Rating M vers la fin du chapitre (tout petit passage).
Chapitre 8
PDV Bella
J'avais appris ma leçon, en 2018, les États-Unis étaient en guerre contre les terroristes, donc pas de pays en particulier. Ce qui signifiait qu'Edward avait voulu combattre lors d'une des deux guerres mondiales et mon instinct me disait qu'il s'agissait de la Grande Guerre.
Il se comportait tellement comme un garçon de mon époque, il avait beau prétendre n'avoir que dix-sept ans, et en avoir l'air, il partageait le secret de jouvence de Carlisle. Edward avait eu mon âge à mon époque, il s'y était passé quelque chose et depuis, il n'avait pas vieilli.
Devais-je le confronter pour autant ? Si les Cullen me mentaient, ça n'était pas par jeu, c'était pour se protéger, j'en étais convaincue.
En fait ce qui me turlupinait n'était pas tant leur secret que l'attitude distante mais protectrice d'Edward envers moi. Il semblait vouloir à tout prix m'ignorer sans pour autant s'éloigner de moi. Ma seule hypothèse jusqu'alors avait été que j'étais surveillée de près, mais après cette soirée à parler avec lui, j'espérais que nous pourrions être enfin amis.
Dans leur chambre, Alice et Jasper s'étaient engagés dans des activités amoureuses trop bruyantes, j'en avais le rouge aux joues. Je proposai à Edward d'aller au salon et écouter de la musique, pour tenter de couvrir les râles du couple.
« Quelle musique préfères-tu ? » le questionnai-je en m'installant au milieu du canapé.
« Celle des années cinquante. » répondit-il en souriant.
Il chercha une station de radio qui diffusait une musique je n'avais entendue qu'une fois : le jazz.
« Ma mère serait furieuse si elle savait que j'écoute cette musique. » rigolai-je.
Comme je l'espérais, il vint s'asseoir près de moi.
« Les codes ont changé, le jazz n'est plus mal vu. Après, ça a été le rock qui a été considéré comme scandaleux. »
Je fermai un instant les yeux, bercée par la musique et surtout grisée par la présence d'Edward à quelques centimètres de moi. Je n'avais pas oublié cette sensation inédite et puissante que j'avais connu quand il m'avait portée. Même en ayant alors mal à la tête, j'avais été affectée par ce contact assez intime.
Quelque chose de froid frôla ma joue, je sursautai et ouvris grand les yeux. Edward baissa son regard, sa main encore proche de mon visage.
« Comment se fait-il que ta peau soit si froide ? Il fait une chaleur ici. »
Il ne répondit pas, se contenta de frotter ses paumes sur ses cuisses, agité.
« Tu devrais aller dormir. »
Je me levai rapidement, il crut avoir gagné mais jura tout bas en me voyant me servir une téquila.
« Ça n'est pas raisonnable. »
« Rien n'est raisonnable pour moi et pourtant, me voici ! Je vis chez des inconnus aux mœurs étranges et - »
Alice gémit de plus belle à cet instant. J'en tombai lourdement sur le canapé, juste à côté d'Edward qui me prit le verre des mains.

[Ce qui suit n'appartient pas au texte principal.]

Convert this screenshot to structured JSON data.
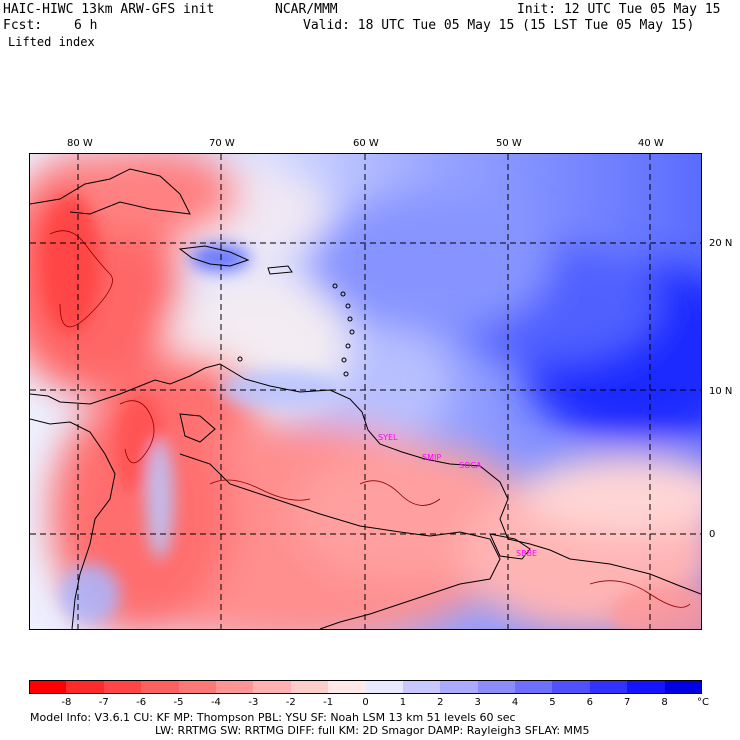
{
  "header": {
    "model": "HAIC-HIWC 13km ARW-GFS init",
    "org": "NCAR/MMM",
    "init": "Init: 12 UTC Tue 05 May 15",
    "fcst_label": "Fcst:",
    "fcst_value": "6 h",
    "valid": "Valid: 18 UTC Tue 05 May 15 (15 LST Tue 05 May 15)",
    "field": "Lifted index"
  },
  "map": {
    "lon_labels": [
      "80 W",
      "70 W",
      "60 W",
      "50 W",
      "40 W"
    ],
    "lat_labels": [
      "20 N",
      "10 N",
      "0"
    ],
    "stations": [
      "SYEL",
      "SMJP",
      "SOCA",
      "SBBE"
    ]
  },
  "colorbar": {
    "labels": [
      "-8",
      "-7",
      "-6",
      "-5",
      "-4",
      "-3",
      "-2",
      "-1",
      "0",
      "1",
      "2",
      "3",
      "4",
      "5",
      "6",
      "7",
      "8"
    ],
    "unit": "°C",
    "colors": [
      "#ff0000",
      "#ff2a2a",
      "#ff4545",
      "#ff5f5f",
      "#ff7878",
      "#ff9494",
      "#ffb0b0",
      "#ffcccc",
      "#ffe8e8",
      "#e8e8ff",
      "#c8c8ff",
      "#aaaaff",
      "#8c8cff",
      "#6e6eff",
      "#5050ff",
      "#3232ff",
      "#1414ff",
      "#0000e0"
    ]
  },
  "footer": {
    "line1": "Model Info: V3.6.1    CU: KF      MP: Thompson     PBL: YSU      SF: Noah LSM      13 km    51 levels   60 sec",
    "line2": "LW: RRTMG    SW: RRTMG   DIFF: full    KM: 2D Smagor  DAMP: Rayleigh3   SFLAY: MM5"
  }
}
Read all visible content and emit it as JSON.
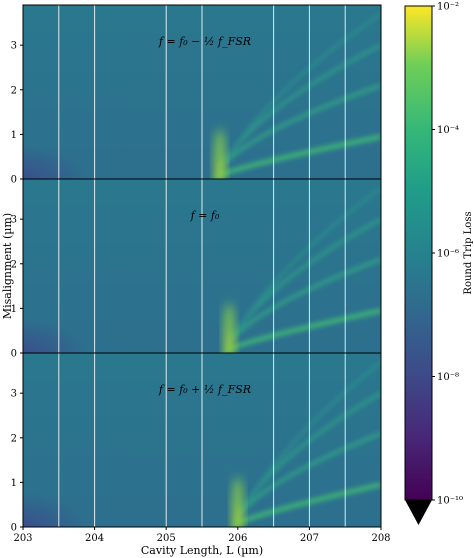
{
  "chart_data": {
    "type": "heatmap",
    "xlabel": "Cavity Length, L (µm)",
    "ylabel": "Misalignment (µm)",
    "x_ticks": [
      "203",
      "204",
      "205",
      "206",
      "207",
      "208"
    ],
    "xlim": [
      203,
      208
    ],
    "panels": [
      {
        "annotation": "f = f₀ − ½ f_FSR",
        "ylim": [
          0,
          3.9
        ],
        "y_ticks": [
          "0",
          "1",
          "2",
          "3"
        ],
        "resonance_center": 205.75
      },
      {
        "annotation": "f = f₀",
        "ylim": [
          0,
          3.9
        ],
        "y_ticks": [
          "0",
          "1",
          "2",
          "3"
        ],
        "resonance_center": 205.88
      },
      {
        "annotation": "f = f₀ + ½ f_FSR",
        "ylim": [
          0,
          3.9
        ],
        "y_ticks": [
          "0",
          "1",
          "2",
          "3"
        ],
        "resonance_center": 206.0
      }
    ],
    "vertical_lines_x": [
      203.5,
      204.0,
      205.0,
      205.5,
      206.5,
      207.0,
      207.5
    ],
    "colorbar": {
      "label": "Round Trip Loss",
      "scale": "log",
      "range": [
        1e-10,
        0.01
      ],
      "ticks": [
        "10⁻²",
        "10⁻⁴",
        "10⁻⁶",
        "10⁻⁸",
        "10⁻¹⁰"
      ],
      "colormap": "viridis",
      "extend": "min"
    }
  }
}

« Comment tes parents peuvent-ils tolérer ça ? » critiquai-je franchement.
« Tu ne devrais plus boire. » eluda-t-il en posant le verre de téquila sur le guéridon à sa droite.
« J'ai bien compris la révolution sexuelle et je me doute qu'ils sont amoureux, mais ne peuvent-ils pas être discrets ? » m'écriai-je.
« Je suis entièrement d'accord avec toi. »
Une fois de plus, son regard, sombre ce soir, s'attarda sur mon visage.
« Tu as déjà fait l'amour ? » osai-je d'une petite voix, rougissant un peu plus à chaque mot prononcé.
Il avait l'air gêné, pas la peine de rougir pour me le prouver. Je regrettais aussitôt mes paroles, je posai ma main sur son bras et parvins à articuler.
« Excuse-moi, c'était totalement déplacé de ma part. »
« Non, ne t'excuse jamais. »
« Ça doit être difficile de vivre avec tous ces couples. Tu as une petite-amie peut-être ? »
« Non. »
Voilà qui était très intéressant, une nouvelle pièce ajoutée à mon dossier « les Cullen ne sont pas si ordinaires qu'ils veulent le faire croire ».
« Et toi, Isabella ? »
Un hoquet de stupeur plus tard, j'osai formuler une réponse.
« Non… jamais… À mon époque, ça n'est pas envisageable. J'ai échappé à un mariage forcé, enfin je crois avoir gagné cette bataille contre mes parents. »
« Je suis désolé que tu aies eu à subir cela. »
« C'est ce genre de pratiques qui m'ôte toute envie de retourner à mon époque. » confiai-je gravement. »
« Pourtant c'est la tienne… Carlisle n'arrive toujours pas à poser d'hypothèses sur ta venue. Dieu sait que j'ai longtemps douté de toi, mais il y a une raison pour laquelle tu es là. Et il y en a une pour que tu n'y restes pas. »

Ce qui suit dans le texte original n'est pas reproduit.